Na Submissão, Houellebecq transporta-nos para 2022, numa Paris onde um professor universitário de literatura do século XIX cumpre desencantado uma rotina académica sem histórias dignas de nota, apenas com a exceção de um ou outro romance com mulheres com cada vez menos anos que os seus 40 e tal. Fora das portas da universidade, corriam umas eleições presidenciais sui generis. O então recém-criado partido da Fraternidade Muçulmana, liderado por Mohammed Ben Abbes, conquista simpatizantes a olhos vistos e, com um debate político aceso, mesas de voto tomadas de assalto e contra as primeiras expectativas (ou quaisquer outras), acaba por estabelecer-se no poder. Uma nova ordem nasce, sem tréguas para a alternância democrática tão fatal para a própria sobrevivência das democracias ocidentais.
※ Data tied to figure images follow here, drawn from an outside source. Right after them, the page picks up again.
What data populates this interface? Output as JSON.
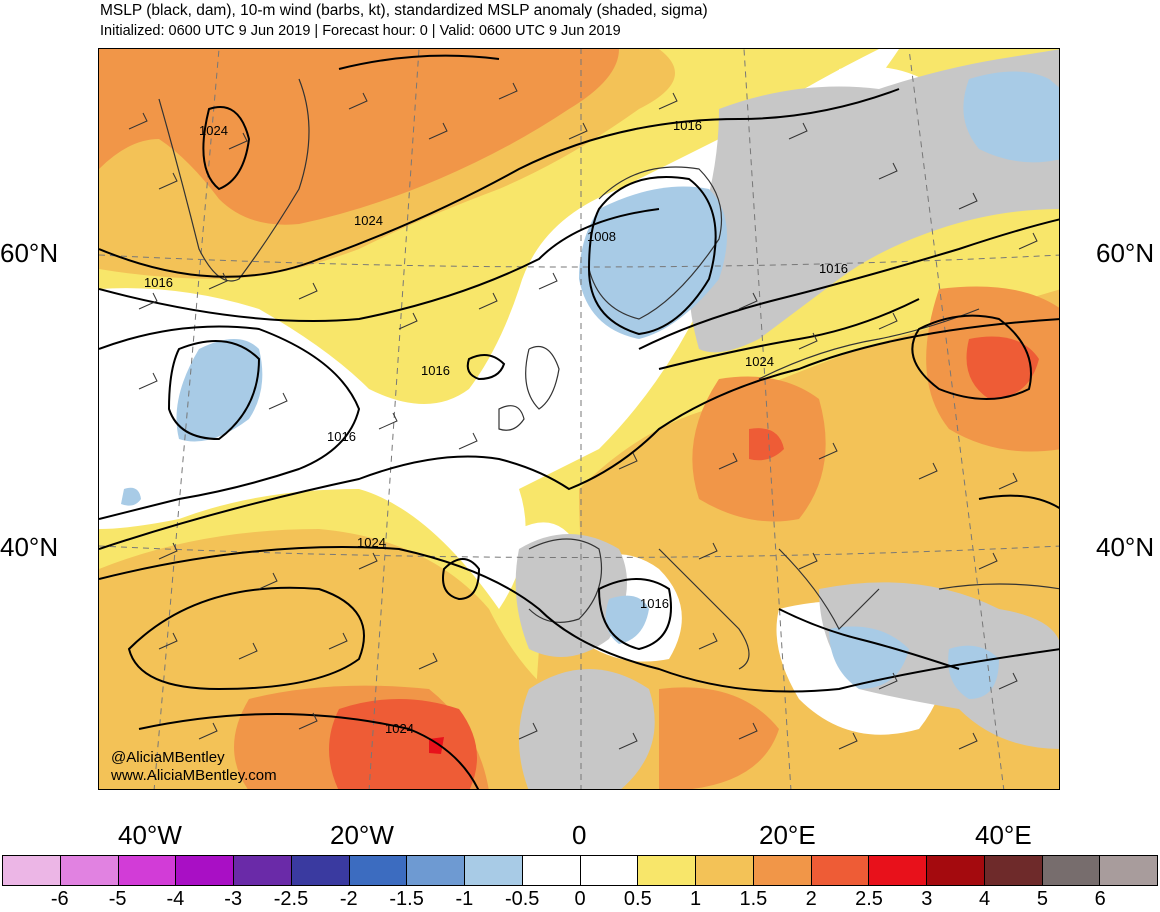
{
  "header": {
    "title": "MSLP (black, dam), 10-m wind (barbs, kt), standardized MSLP anomaly (shaded, sigma)",
    "subtitle": "Initialized: 0600 UTC 9 Jun 2019 | Forecast hour: 0 | Valid: 0600 UTC 9 Jun 2019"
  },
  "map": {
    "lat_labels": [
      "60°N",
      "40°N"
    ],
    "lon_labels": [
      "40°W",
      "20°W",
      "0",
      "20°E",
      "40°E"
    ],
    "isobar_labels": [
      "1024",
      "1016",
      "1024",
      "1008",
      "1016",
      "1016",
      "1016",
      "1024",
      "1024",
      "1016",
      "1016",
      "1024"
    ],
    "credit_handle": "@AliciaMBentley",
    "credit_site": "www.AliciaMBentley.com"
  },
  "colorbar": {
    "colors": [
      "#ecb6e6",
      "#e182e1",
      "#d23cd7",
      "#a90fc5",
      "#6a2aa8",
      "#3a3aa0",
      "#3c6cc0",
      "#6e9ad2",
      "#a8cbe6",
      "#ffffff",
      "#ffffff",
      "#f8e66a",
      "#f3c257",
      "#f19648",
      "#ee5c36",
      "#e8111b",
      "#a40a0e",
      "#6e2a2a",
      "#776d6d",
      "#a89c9c"
    ],
    "ticks": [
      "-6",
      "-5",
      "-4",
      "-3",
      "-2.5",
      "-2",
      "-1.5",
      "-1",
      "-0.5",
      "0",
      "0.5",
      "1",
      "1.5",
      "2",
      "2.5",
      "3",
      "4",
      "5",
      "6"
    ]
  },
  "palette": {
    "gray": "#c7c7c7",
    "blue": "#a8cbe6",
    "white": "#ffffff",
    "yellow": "#f8e66a",
    "lightorange": "#f3c257",
    "orange": "#f19648",
    "red": "#ee5c36",
    "darkred": "#e8111b"
  }
}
O país, até aí sintonizado com reality shows e conteúdos sobre celebridades pouco abonatórios para um certo grau intelectual, logo se apercebe da mudança de paradigma político e governamental. Mas até o poder ganhar essa nova ordem, François, o personagem principal, é afastado da universidade e procura em alternativa num ambiente campestre a escapatória feliz, que não chega a realizar-se. Logo que o poder muçulmano se instala, François é recolocado na nova universidade Paris-Sorbonne (financiada por um príncipe saudita) e então aí uma nova fase, melhor dizendo, uma nova vida surge. Com uma obrigação (praticamente sem opção possível), pelo meio. Aqui é onde o livro termina.
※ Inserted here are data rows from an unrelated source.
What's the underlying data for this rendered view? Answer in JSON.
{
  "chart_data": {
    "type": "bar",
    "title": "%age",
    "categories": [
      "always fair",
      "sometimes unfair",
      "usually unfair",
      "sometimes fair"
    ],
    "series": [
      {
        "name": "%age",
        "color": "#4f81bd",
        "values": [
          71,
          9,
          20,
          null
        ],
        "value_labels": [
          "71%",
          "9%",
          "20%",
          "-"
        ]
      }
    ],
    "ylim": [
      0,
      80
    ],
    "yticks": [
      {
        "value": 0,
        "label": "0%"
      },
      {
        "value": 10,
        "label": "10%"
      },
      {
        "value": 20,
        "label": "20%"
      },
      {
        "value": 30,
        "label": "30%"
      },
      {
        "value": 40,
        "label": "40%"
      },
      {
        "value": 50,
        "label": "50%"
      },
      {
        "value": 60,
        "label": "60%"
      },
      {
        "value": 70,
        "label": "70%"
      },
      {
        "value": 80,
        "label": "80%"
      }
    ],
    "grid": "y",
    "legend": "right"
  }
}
Se quisermos voltar ao início da narrativa, é-nos dado o foco num François que já numa «triste juventude» se fazia acompanhar do escritor e crítico de arte francês Joris-Karl Huysmans, a quem dedicaria mais tarde a sua tese de doutoramento, defendida na Universidade de Paris IV – Sorbonne. Em determinado momento, no livro, é dito: «É curioso (…) como ficamos próximos dos autores a quem consagrámos o início da nossa vida».
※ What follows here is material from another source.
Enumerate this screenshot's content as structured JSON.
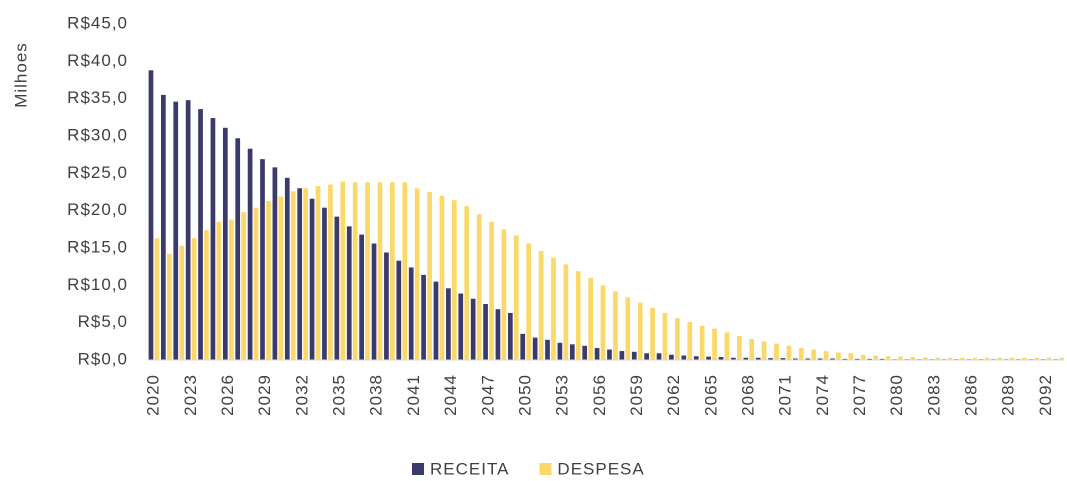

Tal como François, Huysmans permaneceu sempre solteiro. Mas, ao contrário de François, ateu, Huysmans surge relevante sobretudo pela sua conversão religiosa. A sua obra, eminentemente uma apologia da arte cristã, constitui um espólio riquíssimo sobre a tradição e o pensamento cristãos do século XIX. E, à medida que o romance de Houellebecq avança, vamos conhecendo melhor François e os seus paralelos e assimetrias detetados na vida de Huysmans, com vantagem para a reflexão que se vai fazendo sobre a literatura: «(…) só a literatura nos pode dar aquela sensação de contacto com outro espírito humano, com a totalidade desse espírito (…)». François vai mais longe e diz que «(…) nunca nos entregamos, durante uma conversa, tão inteiramente como perante uma folha vazia, dirigindo-nos a um destinatário desconhecido».
Na sua Submissão, Houellebecq explora em paralelo o combate religioso e, com a ironia que lhe é naturalmente inerente, a sujeição e a dedicação – na verdade, a submissão, não havendo palavra melhor – das mulheres face aos homens. Chega a realçar que «(…) o máximo da felicidade humana reside na submissão mais absoluta», fazendo o paralelo da submisso da mulher ao homem à «(…) do homem a Deus, tal como é encarada no islão».
Este romance de Houellebecq, que através do título Submissão lança o principal tópico de abordagem para as questões essenciais que coloca, materializa um importante ponto de partida para refletir o sistema político tradicional das democracias do Ocidente, destinadas a uma alternância contínua e desde tempos imemoráveis entre o centro-esquerda e o centro-direita, e os processos de voto a ele subjacentes. Mas é, sobretudo, uma reflexão sobre as idiossincrasias das relações entre o Ocidente e o Oriente e a sobrevivência da própria Europa. É uma pergunta política, e ao mesmo tempo cultural e identitária, à própria Europa e à possibilidade (evidência?) de a mesma ter, afinal, já morrido e não ter sequer condições para se salvar.
Houellebecq é, de facto, um pensador temerário. Venha o próximo deste clube de leitura!